The Sisters Brothers ~ A Capsule Book Review by Allen Kopp
The Sisters Brothers by Patrick DeWitt is a novel set in the American West in the 1850s. Eli and Charlie Sisters are hired guns (glorified errand boys) working for a powerful man in Oregon City known simply as “the Commodore.” The story is related in the first-person voice of Eli Sisters. Eli is more passive and inward-directed than his brother Charlie. He is sympathetic toward animals and doesn’t take very well to killing. Charlie, on the other hand, is an expert marksman and doesn’t mind killing whenever the occasion calls for it. Eli is on the fat side and has freckles. Although we aren’t told much about the way he looks, we get the impression that Charlie is better looking and has better luck with the ladies than Eli. Charlie is the leader and Eli the follower.
The Commodore has his panties in a bunch over what he refers to simply as “the formula,” which he doesn’t bother to explain to Eli and Charlie. He only tells them he wants the formula and he sends them to San Francisco to get it. He has previously sent a hireling known as Morris to get it, but Morris has apparently defected to the other side, as represented by one Hermann Kermit Warm, the inventor of the formula. Eli and Charlie have picaresque adventures as they travel from Oregon to California and, once they are in San Francisco and find Morris and Warm, they discover, through a “journal” left behind by Morris (how convenient!), what the formula is all about.
California has recently been gripped by gold rush fever. Thousands of people are flocking to the West with the hope of becoming rich. The prospectors who don’t extract the gold from the ground pan for it in mountain streams, a tedious pursuit, at best. The formula is a toxic mix of chemicals that, when poured into the river, cause the gold nuggets to “light up” in such a way that they can be easily extracted from the dirt and rock. There are some problems with the formula, however. The gold lights up for only about fifteen minutes, and the formula, when it comes into contact with human skin, is highly corrosive, causing painful, oozing blisters and serious injury.

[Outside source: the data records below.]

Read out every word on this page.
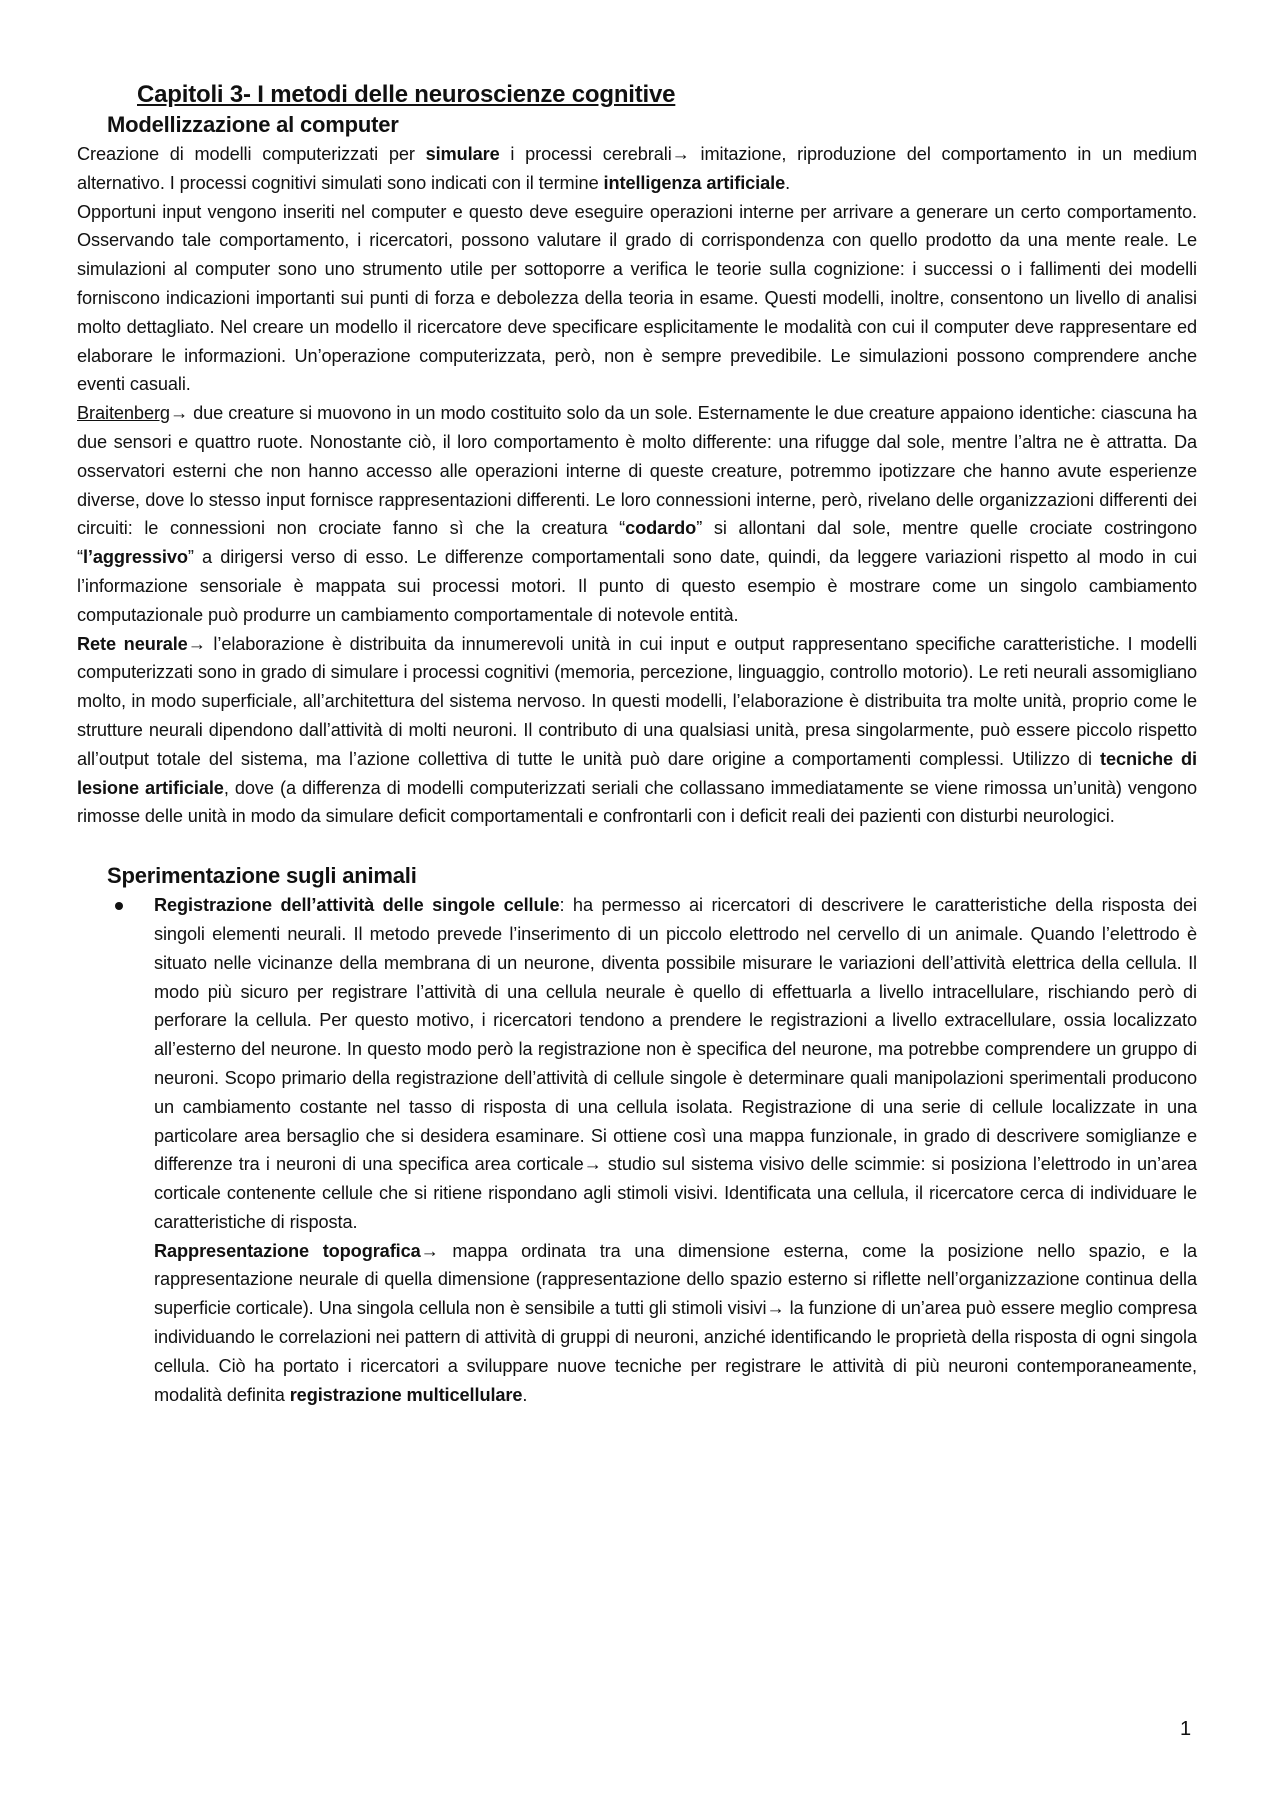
Capitoli 3- I metodi delle neuroscienze cognitive
Modellizzazione al computer

Creazione di modelli computerizzati per simulare i processi cerebrali→ imitazione, riproduzione del comportamento in un medium alternativo. I processi cognitivi simulati sono indicati con il termine intelligenza artificiale.

Opportuni input vengono inseriti nel computer e questo deve eseguire operazioni interne per arrivare a generare un certo comportamento. Osservando tale comportamento, i ricercatori, possono valutare il grado di corrispondenza con quello prodotto da una mente reale. Le simulazioni al computer sono uno strumento utile per sottoporre a verifica le teorie sulla cognizione: i successi o i fallimenti dei modelli forniscono indicazioni importanti sui punti di forza e debolezza della teoria in esame. Questi modelli, inoltre, consentono un livello di analisi molto dettagliato. Nel creare un modello il ricercatore deve specificare esplicitamente le modalità con cui il computer deve rappresentare ed elaborare le informazioni. Un’operazione computerizzata, però, non è sempre prevedibile. Le simulazioni possono comprendere anche eventi casuali.

Braitenberg→ due creature si muovono in un modo costituito solo da un sole. Esternamente le due creature appaiono identiche: ciascuna ha due sensori e quattro ruote. Nonostante ciò, il loro comportamento è molto differente: una rifugge dal sole, mentre l’altra ne è attratta. Da osservatori esterni che non hanno accesso alle operazioni interne di queste creature, potremmo ipotizzare che hanno avute esperienze diverse, dove lo stesso input fornisce rappresentazioni differenti. Le loro connessioni interne, però, rivelano delle organizzazioni differenti dei circuiti: le connessioni non crociate fanno sì che la creatura “codardo” si allontani dal sole, mentre quelle crociate costringono “l’aggressivo” a dirigersi verso di esso. Le differenze comportamentali sono date, quindi, da leggere variazioni rispetto al modo in cui l’informazione sensoriale è mappata sui processi motori. Il punto di questo esempio è mostrare come un singolo cambiamento computazionale può produrre un cambiamento comportamentale di notevole entità.

Rete neurale→ l’elaborazione è distribuita da innumerevoli unità in cui input e output rappresentano specifiche caratteristiche. I modelli computerizzati sono in grado di simulare i processi cognitivi (memoria, percezione, linguaggio, controllo motorio). Le reti neurali assomigliano molto, in modo superficiale, all’architettura del sistema nervoso. In questi modelli, l’elaborazione è distribuita tra molte unità, proprio come le strutture neurali dipendono dall’attività di molti neuroni. Il contributo di una qualsiasi unità, presa singolarmente, può essere piccolo rispetto all’output totale del sistema, ma l’azione collettiva di tutte le unità può dare origine a comportamenti complessi. Utilizzo di tecniche di lesione artificiale, dove (a differenza di modelli computerizzati seriali che collassano immediatamente se viene rimossa un’unità) vengono rimosse delle unità in modo da simulare deficit comportamentali e confrontarli con i deficit reali dei pazienti con disturbi neurologici.

Sperimentazione sugli animali

Registrazione dell’attività delle singole cellule: ha permesso ai ricercatori di descrivere le caratteristiche della risposta dei singoli elementi neurali. Il metodo prevede l’inserimento di un piccolo elettrodo nel cervello di un animale. Quando l’elettrodo è situato nelle vicinanze della membrana di un neurone, diventa possibile misurare le variazioni dell’attività elettrica della cellula. Il modo più sicuro per registrare l’attività di una cellula neurale è quello di effettuarla a livello intracellulare, rischiando però di perforare la cellula. Per questo motivo, i ricercatori tendono a prendere le registrazioni a livello extracellulare, ossia localizzato all’esterno del neurone. In questo modo però la registrazione non è specifica del neurone, ma potrebbe comprendere un gruppo di neuroni. Scopo primario della registrazione dell’attività di cellule singole è determinare quali manipolazioni sperimentali producono un cambiamento costante nel tasso di risposta di una cellula isolata. Registrazione di una serie di cellule localizzate in una particolare area bersaglio che si desidera esaminare. Si ottiene così una mappa funzionale, in grado di descrivere somiglianze e differenze tra i neuroni di una specifica area corticale→ studio sul sistema visivo delle scimmie: si posiziona l’elettrodo in un’area corticale contenente cellule che si ritiene rispondano agli stimoli visivi. Identificata una cellula, il ricercatore cerca di individuare le caratteristiche di risposta.

Rappresentazione topografica→ mappa ordinata tra una dimensione esterna, come la posizione nello spazio, e la rappresentazione neurale di quella dimensione (rappresentazione dello spazio esterno si riflette nell’organizzazione continua della superficie corticale). Una singola cellula non è sensibile a tutti gli stimoli visivi→ la funzione di un’area può essere meglio compresa individuando le correlazioni nei pattern di attività di gruppi di neuroni, anziché identificando le proprietà della risposta di ogni singola cellula. Ciò ha portato i ricercatori a sviluppare nuove tecniche per registrare le attività di più neuroni contemporaneamente, modalità definita registrazione multicellulare.

1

Morris and Hermann Kermit Warm have a story of their own. When Morris was back in “civilization,” he was a perfumed “dandy,” rather effeminate and obviously gay, although that word is never used. He and Warm have discovered they are simpatico and have allied themselves with each other. It is an unusual “friendship” for the time and place. Although Eli and Charlie are supposed to kill Morris for the Commodore, they join up with Morris and Warm in an alliance that they believe will make them rich and independent of the Commodore.
The Sisters Brothers is a “noir western,” definitely on the dark side but with a touch of “gallows” humor. What happens to Eli’s horse, Tub, is not in the least funny; nor is the fate that befalls Morris and Warm or Charlie’s shooting hand. All in all, though, it’s a breezy and entertaining 325 pages. For the compulsive reader like me, it’s a compulsively readable novel.